The Mindset for Staying in the Driver’s Seat of Your Life
Most of us blossomed into toddlerhood as masters of sitting. No adult around us had better sitting posture. Our attempts at walking wouldn’t have gone so well if we hadn’t first mastered sitting and squatting.
Ever watch a young toddler effortlessly return to a squat or sit rather than fall? We were called toddlers because that’s the way our walking looked, but no adult around us could recover as we could to a squat or criss-cross applesauce.
The original Soul Seat was designed to help adults make a reverse hero’s journey, so they could reclaim that original mastery. And many of our customers have moved on to our Flow Desk, doing their knowledge work primarily on the floor.
With our newest product, the Fidget Seat, we’re continuing this design philosophy with a product to help our younger neighbors hold on to that mastery well into adulthood, and never have to suffer the pains of sitting disease.
Have you noticed a guitar player taking a moment to tune their guitar on stage? They’re often looking down at the floor or at a little dongle hanging off the end of the guitar neck. Next time you notice that, also notice what they do once they’re “finished” tuning. They don’t trust the tuning machine to have done a perfect job, they play a couple of chords and then make additional final adjustments. The algorithm, or little AI in their tuning device simply gets them almost there as quickly as possible, but that chord check means they haven’t handed over musical judgement to that tool. We need to keep the same policy alive in all the areas that AI is touching. All the various autopilots and automations we’re surrounded by are very helpful to a point. They can allow us to attend to less of the tedium and more of the art of our work.

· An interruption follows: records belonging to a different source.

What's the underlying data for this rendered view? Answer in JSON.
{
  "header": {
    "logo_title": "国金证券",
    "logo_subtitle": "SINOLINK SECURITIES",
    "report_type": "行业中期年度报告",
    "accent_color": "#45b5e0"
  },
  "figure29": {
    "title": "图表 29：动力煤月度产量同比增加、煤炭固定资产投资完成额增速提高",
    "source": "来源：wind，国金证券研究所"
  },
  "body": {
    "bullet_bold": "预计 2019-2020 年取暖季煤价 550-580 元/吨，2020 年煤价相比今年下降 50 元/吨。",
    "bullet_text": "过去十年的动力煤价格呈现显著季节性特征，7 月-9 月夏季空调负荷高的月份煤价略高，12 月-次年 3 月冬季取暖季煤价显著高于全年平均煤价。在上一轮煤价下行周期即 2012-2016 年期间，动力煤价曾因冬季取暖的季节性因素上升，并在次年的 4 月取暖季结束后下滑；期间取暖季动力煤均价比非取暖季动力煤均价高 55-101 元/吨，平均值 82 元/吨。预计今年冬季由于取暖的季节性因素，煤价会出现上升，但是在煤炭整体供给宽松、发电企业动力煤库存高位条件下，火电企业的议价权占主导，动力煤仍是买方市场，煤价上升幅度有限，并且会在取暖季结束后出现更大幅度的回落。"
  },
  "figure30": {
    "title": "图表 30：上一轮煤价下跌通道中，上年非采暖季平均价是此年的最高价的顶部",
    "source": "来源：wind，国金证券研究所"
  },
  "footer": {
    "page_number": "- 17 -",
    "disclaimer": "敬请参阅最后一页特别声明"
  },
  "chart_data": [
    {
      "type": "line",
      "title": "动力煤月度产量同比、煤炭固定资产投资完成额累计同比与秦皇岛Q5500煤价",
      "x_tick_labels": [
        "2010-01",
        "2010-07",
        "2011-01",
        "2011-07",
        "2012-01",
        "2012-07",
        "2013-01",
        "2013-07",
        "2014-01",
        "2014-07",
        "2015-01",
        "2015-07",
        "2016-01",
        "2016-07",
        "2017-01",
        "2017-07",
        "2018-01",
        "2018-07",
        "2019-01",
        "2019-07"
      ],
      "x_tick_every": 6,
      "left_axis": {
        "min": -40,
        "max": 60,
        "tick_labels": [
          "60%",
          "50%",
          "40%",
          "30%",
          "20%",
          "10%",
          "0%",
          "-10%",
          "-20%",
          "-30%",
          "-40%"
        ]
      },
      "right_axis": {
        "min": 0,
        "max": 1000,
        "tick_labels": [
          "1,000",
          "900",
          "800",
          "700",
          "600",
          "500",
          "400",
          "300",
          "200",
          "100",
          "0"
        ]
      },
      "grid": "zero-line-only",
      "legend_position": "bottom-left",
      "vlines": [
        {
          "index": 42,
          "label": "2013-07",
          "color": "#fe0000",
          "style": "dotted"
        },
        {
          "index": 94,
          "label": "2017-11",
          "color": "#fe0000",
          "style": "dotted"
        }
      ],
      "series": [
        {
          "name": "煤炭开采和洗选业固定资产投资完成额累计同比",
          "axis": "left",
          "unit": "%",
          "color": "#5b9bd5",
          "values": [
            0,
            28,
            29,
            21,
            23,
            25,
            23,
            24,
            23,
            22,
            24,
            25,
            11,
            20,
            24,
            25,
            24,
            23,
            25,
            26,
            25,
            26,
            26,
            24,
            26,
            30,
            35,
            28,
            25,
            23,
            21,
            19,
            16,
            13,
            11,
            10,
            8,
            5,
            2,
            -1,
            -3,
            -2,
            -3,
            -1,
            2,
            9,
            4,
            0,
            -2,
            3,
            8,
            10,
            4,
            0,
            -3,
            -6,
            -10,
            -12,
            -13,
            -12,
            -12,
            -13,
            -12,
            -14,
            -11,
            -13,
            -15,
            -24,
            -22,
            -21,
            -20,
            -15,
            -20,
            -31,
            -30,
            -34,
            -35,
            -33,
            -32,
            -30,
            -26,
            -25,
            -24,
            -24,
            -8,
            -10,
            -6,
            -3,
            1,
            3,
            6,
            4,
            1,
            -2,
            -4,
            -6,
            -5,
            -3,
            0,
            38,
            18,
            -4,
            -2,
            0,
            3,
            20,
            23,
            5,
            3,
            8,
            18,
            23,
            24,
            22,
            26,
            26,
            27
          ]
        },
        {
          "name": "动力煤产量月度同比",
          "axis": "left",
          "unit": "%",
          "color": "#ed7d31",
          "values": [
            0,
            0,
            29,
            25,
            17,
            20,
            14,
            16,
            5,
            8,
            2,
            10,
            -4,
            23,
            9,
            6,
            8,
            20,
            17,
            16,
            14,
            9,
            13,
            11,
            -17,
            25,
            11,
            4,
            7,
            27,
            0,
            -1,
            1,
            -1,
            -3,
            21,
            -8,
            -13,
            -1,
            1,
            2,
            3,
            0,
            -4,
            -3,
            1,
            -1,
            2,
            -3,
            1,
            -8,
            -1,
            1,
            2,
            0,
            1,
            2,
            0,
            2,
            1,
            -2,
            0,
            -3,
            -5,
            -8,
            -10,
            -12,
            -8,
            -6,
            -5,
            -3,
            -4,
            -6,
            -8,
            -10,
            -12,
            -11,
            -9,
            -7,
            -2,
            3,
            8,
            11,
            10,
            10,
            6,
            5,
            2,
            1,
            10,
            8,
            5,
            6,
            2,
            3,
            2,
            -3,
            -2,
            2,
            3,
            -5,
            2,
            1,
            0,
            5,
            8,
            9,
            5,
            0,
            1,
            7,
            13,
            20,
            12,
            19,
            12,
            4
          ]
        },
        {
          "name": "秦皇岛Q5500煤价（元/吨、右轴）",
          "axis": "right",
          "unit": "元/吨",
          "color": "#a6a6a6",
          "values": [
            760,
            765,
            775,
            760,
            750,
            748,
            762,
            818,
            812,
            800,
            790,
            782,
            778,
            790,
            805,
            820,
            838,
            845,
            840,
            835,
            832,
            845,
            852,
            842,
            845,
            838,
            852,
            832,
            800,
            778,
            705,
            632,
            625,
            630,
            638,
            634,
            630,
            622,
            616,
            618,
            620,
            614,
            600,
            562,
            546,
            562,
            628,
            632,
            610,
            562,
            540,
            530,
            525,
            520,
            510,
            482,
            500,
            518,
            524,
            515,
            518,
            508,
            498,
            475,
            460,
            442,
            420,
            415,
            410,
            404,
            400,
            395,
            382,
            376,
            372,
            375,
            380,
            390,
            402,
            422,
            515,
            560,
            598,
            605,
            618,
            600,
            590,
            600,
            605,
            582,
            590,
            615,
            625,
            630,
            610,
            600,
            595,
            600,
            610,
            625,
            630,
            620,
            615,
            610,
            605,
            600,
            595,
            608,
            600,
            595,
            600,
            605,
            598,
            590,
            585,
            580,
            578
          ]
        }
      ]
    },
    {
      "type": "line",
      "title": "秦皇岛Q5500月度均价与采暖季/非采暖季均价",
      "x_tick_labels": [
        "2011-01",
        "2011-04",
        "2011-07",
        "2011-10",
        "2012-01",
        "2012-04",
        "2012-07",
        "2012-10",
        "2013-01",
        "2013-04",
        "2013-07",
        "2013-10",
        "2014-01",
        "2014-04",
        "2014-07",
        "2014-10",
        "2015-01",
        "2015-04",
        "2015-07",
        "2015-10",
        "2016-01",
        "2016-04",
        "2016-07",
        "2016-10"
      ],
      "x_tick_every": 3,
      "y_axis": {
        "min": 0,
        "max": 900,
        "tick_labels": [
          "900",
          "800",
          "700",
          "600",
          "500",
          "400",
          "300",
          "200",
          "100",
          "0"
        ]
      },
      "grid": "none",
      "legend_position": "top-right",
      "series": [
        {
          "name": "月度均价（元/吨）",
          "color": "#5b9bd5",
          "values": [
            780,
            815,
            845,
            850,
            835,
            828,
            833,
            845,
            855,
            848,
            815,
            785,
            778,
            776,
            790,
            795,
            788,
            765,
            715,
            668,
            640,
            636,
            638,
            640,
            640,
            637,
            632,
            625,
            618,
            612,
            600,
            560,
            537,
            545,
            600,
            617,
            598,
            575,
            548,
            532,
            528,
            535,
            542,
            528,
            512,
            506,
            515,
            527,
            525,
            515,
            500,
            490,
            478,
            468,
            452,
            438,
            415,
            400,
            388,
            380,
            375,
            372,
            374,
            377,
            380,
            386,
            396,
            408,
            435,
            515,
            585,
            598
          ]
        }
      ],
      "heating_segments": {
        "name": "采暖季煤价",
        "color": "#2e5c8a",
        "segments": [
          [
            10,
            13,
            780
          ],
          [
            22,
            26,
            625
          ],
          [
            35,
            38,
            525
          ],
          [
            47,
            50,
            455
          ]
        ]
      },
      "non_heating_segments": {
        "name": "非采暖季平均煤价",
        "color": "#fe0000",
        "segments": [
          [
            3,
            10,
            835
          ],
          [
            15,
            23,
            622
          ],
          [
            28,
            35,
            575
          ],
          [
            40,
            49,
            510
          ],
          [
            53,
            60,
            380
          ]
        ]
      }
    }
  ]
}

But as with every good thing, there’s a point of diminishing returns. We’re better off if we maintain those key habits that confirm we’re still in the driver’s seat.
This was the thinking behind the design of the first Soul Seat. The automation of “sitting comfort” achieved with conventional office chairs came with the price of enfeeblement, and we’ve become dependent on lumbar support. Our goal was to reverse that enfeeblement by automating stretching and strengthening the pelvic core, psoas, and other key systems that are foundational to sustained mobility. Anyone who sits on the floor knows that the body is constantly engaged. So we brought floor sitting up to the workstation. On a Soul Seat, Fidget Seat, or the floor, your fidgeting enhances your focus, rather than your focus being sapped by the slow creep of sitting disease.
Staying in the driver’s seat of your life means recognizing when the autopilot has moved from "helping" to "enfeebling." It means choosing tools that demand presence rather than those that promise numbness. When a chair promises to "disappear," it is effectively acting as a mute button for your body, taking your core strength and your natural physical intelligence with it. We don't need tools that help us forget we have a body; we need tools that remind us of the joy of using them.
This is why we build the way we do. We aren't just selling a different way to sit; we are providing a different way to inhabit your workspace. Whether it’s the Soul Seat, the Fidget Seat, or the floor, the goal is to shift from being a passive passenger in a "comfortable" decline to being the active architect of your own vitality. You are reclaiming the mastery you had as a toddler—not by working harder, but by refusing to settle for a seat that lulls your system to sleep.
In our best moments, we’re all designing a life lived well. Staying curious, staying engaged, and staying capable. We hope you'll choose our tools to be a part of that, helping you prevent the quiet exhaustion of the convenient life.